Uma operação desencadeada pela Polícia Federal (PF) para combater fraudes bancárias cometidas por duas organizações criminosas evitou um prejuízo superior a R$ 9 milhões à Caixa Econômica Federal. De acordo com a PF, a quadrilha atuava Alagoas e nos estados de São Paulo, Ceará, Piauí, Maranhão e Paraíba, e no Distrito Federal.

Denominada de “Operação Cártula”, em referência ao título de crédito ou cheque, usado para a prática criminosa da organização, a operação é resultado de um método inédito de investigação e cumpre 52 mandados judiciais, sendo dez de prisão preventiva, 11 de busca e apreensão, 31 de condução coercitiva (quando a pessoa é obrigada a ir até a delegacia depor), além do sequestro de imóvel, veículos e contas bancárias. Em Alagoas, não houve nenhum mandado de prisão. 

De acordo com a PF, os líderes criminosos possuem antecedentes como homicídios, latrocínios e assalto a mão armada. Um deles pertenceu a um bando que assassinava policiais em Fortaleza (CE) e, atualmente, age também no tráfico de drogas na região.

As investigações mostraram que as organizações usavam documentos falsos para a abertura de contas bancárias na Caixa Econômica Federal ou cooptavam titulares de contas bancárias existentes para que permitissem o uso no esquema ilegal. A fraude consistia na obtenção de folhas de cheques originais. Em seguida, os criminosos inseriam dados falsos com alteração da numeração. Para a compensação dos cheques fraudados, eles faziam uso das contas abertas irregularmente ou através das contas bancárias dos terceiros cooptados, que as cediam mediante pagamento em dinheiro. 

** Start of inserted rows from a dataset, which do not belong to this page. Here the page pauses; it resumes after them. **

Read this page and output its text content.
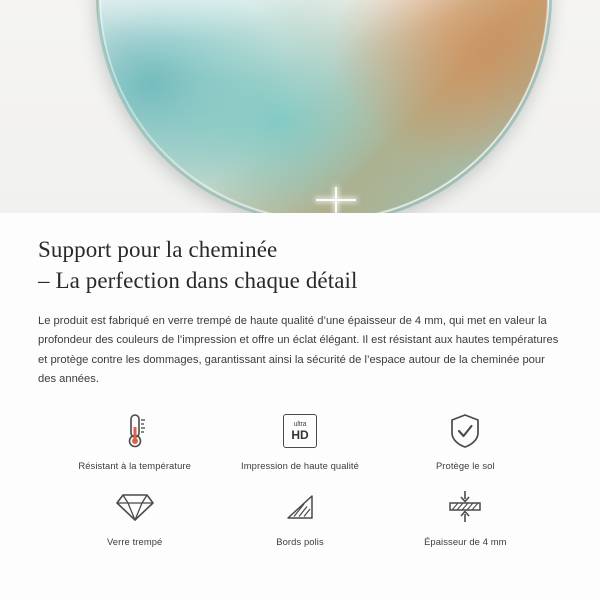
Support pour la cheminée
– La perfection dans chaque détail

Le produit est fabriqué en verre trempé de haute qualité d’une épaisseur de 4 mm, qui met en valeur la profondeur des couleurs de l’impression et offre un éclat élégant. Il est résistant aux hautes températures et protège contre les dommages, garantissant ainsi la sécurité de l’espace autour de la cheminée pour des années.

Résistant à la température
ultra
HD
Impression de haute qualité	Protège le sol
Verre trempé	Bords polis	Épaisseur de 4 mm
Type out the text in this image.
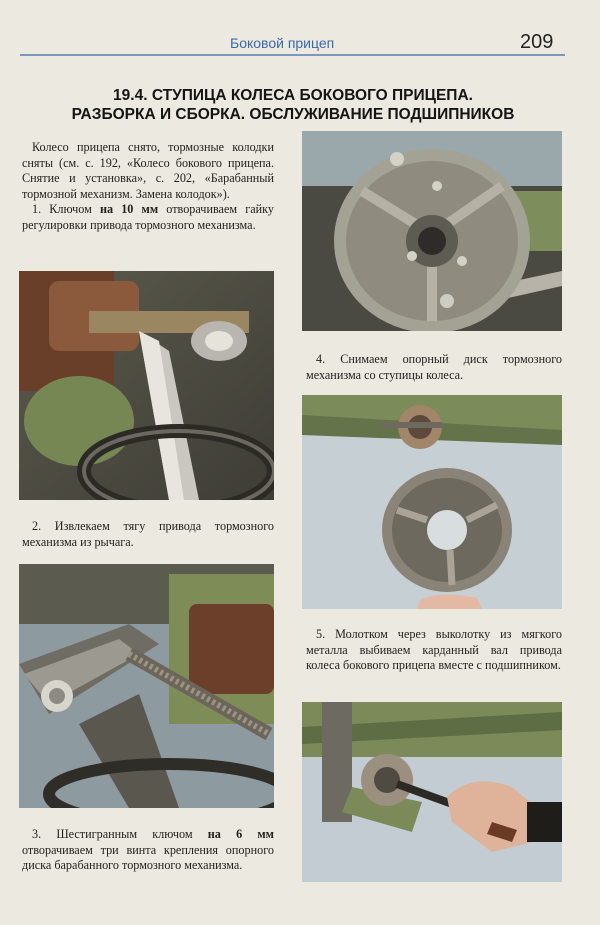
Боковой прицеп	209
19.4. СТУПИЦА КОЛЕСА БОКОВОГО ПРИЦЕПА.
РАЗБОРКА И СБОРКА. ОБСЛУЖИВАНИЕ ПОДШИПНИКОВ

Колесо прицепа снято, тормозные колодки сняты (см. с. 192, «Колесо бокового прицепа. Снятие и установка», с. 202, «Барабанный тормозной механизм. Замена колодок»).

1. Ключом на 10 мм отворачиваем гайку регулировки привода тормозного механизма.

2. Извлекаем тягу привода тормозного механизма из рычага.

3. Шестигранным ключом на 6 мм отворачиваем три винта крепления опорного диска барабанного тормозного механизма.

4. Снимаем опорный диск тормозного механизма со ступицы колеса.

5. Молотком через выколотку из мягкого металла выбиваем карданный вал привода колеса бокового прицепа вместе с подшипником.
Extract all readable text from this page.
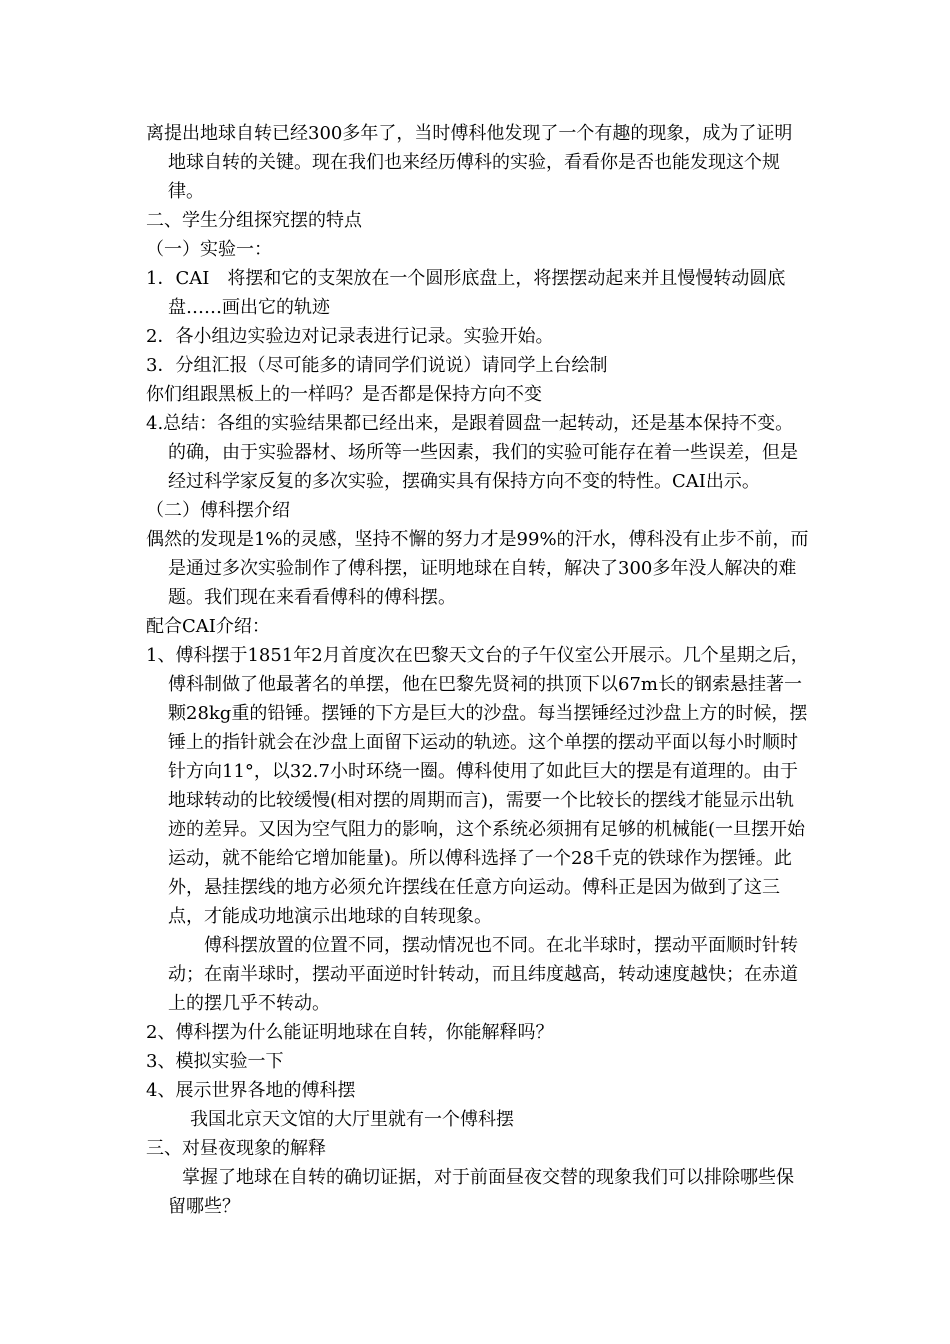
离提出地球自转已经300多年了，当时傅科他发现了一个有趣的现象，成为了证明地球自转的关键。现在我们也来经历傅科的实验，看看你是否也能发现这个规律。

二、学生分组探究摆的特点

（一）实验一：

1．CAI　将摆和它的支架放在一个圆形底盘上，将摆摆动起来并且慢慢转动圆底盘……画出它的轨迹

2．各小组边实验边对记录表进行记录。实验开始。

3．分组汇报（尽可能多的请同学们说说）请同学上台绘制

你们组跟黑板上的一样吗？是否都是保持方向不变

4.总结：各组的实验结果都已经出来，是跟着圆盘一起转动，还是基本保持不变。的确，由于实验器材、场所等一些因素，我们的实验可能存在着一些误差，但是经过科学家反复的多次实验，摆确实具有保持方向不变的特性。CAI出示。

（二）傅科摆介绍

偶然的发现是1%的灵感，坚持不懈的努力才是99%的汗水，傅科没有止步不前，而是通过多次实验制作了傅科摆，证明地球在自转，解决了300多年没人解决的难题。我们现在来看看傅科的傅科摆。

配合CAI介绍：

1、傅科摆于1851年2月首度次在巴黎天文台的子午仪室公开展示。几个星期之后，傅科制做了他最著名的单摆，他在巴黎先贤祠的拱顶下以67m长的钢索悬挂著一颗28kg重的铅锤。摆锤的下方是巨大的沙盘。每当摆锤经过沙盘上方的时候，摆锤上的指针就会在沙盘上面留下运动的轨迹。这个单摆的摆动平面以每小时顺时针方向11°，以32.7小时环绕一圈。傅科使用了如此巨大的摆是有道理的。由于地球转动的比较缓慢(相对摆的周期而言)，需要一个比较长的摆线才能显示出轨迹的差异。又因为空气阻力的影响，这个系统必须拥有足够的机械能(一旦摆开始运动，就不能给它增加能量)。所以傅科选择了一个28千克的铁球作为摆锤。此外，悬挂摆线的地方必须允许摆线在任意方向运动。傅科正是因为做到了这三点，才能成功地演示出地球的自转现象。

傅科摆放置的位置不同，摆动情况也不同。在北半球时，摆动平面顺时针转动；在南半球时，摆动平面逆时针转动，而且纬度越高，转动速度越快；在赤道上的摆几乎不转动。

2、傅科摆为什么能证明地球在自转，你能解释吗？

3、模拟实验一下

4、展示世界各地的傅科摆

我国北京天文馆的大厅里就有一个傅科摆

三、对昼夜现象的解释

掌握了地球在自转的确切证据，对于前面昼夜交替的现象我们可以排除哪些保留哪些？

O golpe foi descoberto pela PF através do uso inédito do sistema nacional de bancos de dados, utilizado para cruzar informações bancárias, que verificou a incidência de crimes de estelionato e lavagem de dinheiro na modalidade clonagem de cheques.

Além das fraudes bancárias, as investigações revelaram que as quadrilhas agiam com violência e grave ameaça para manter o domínio e controle de suas atividades.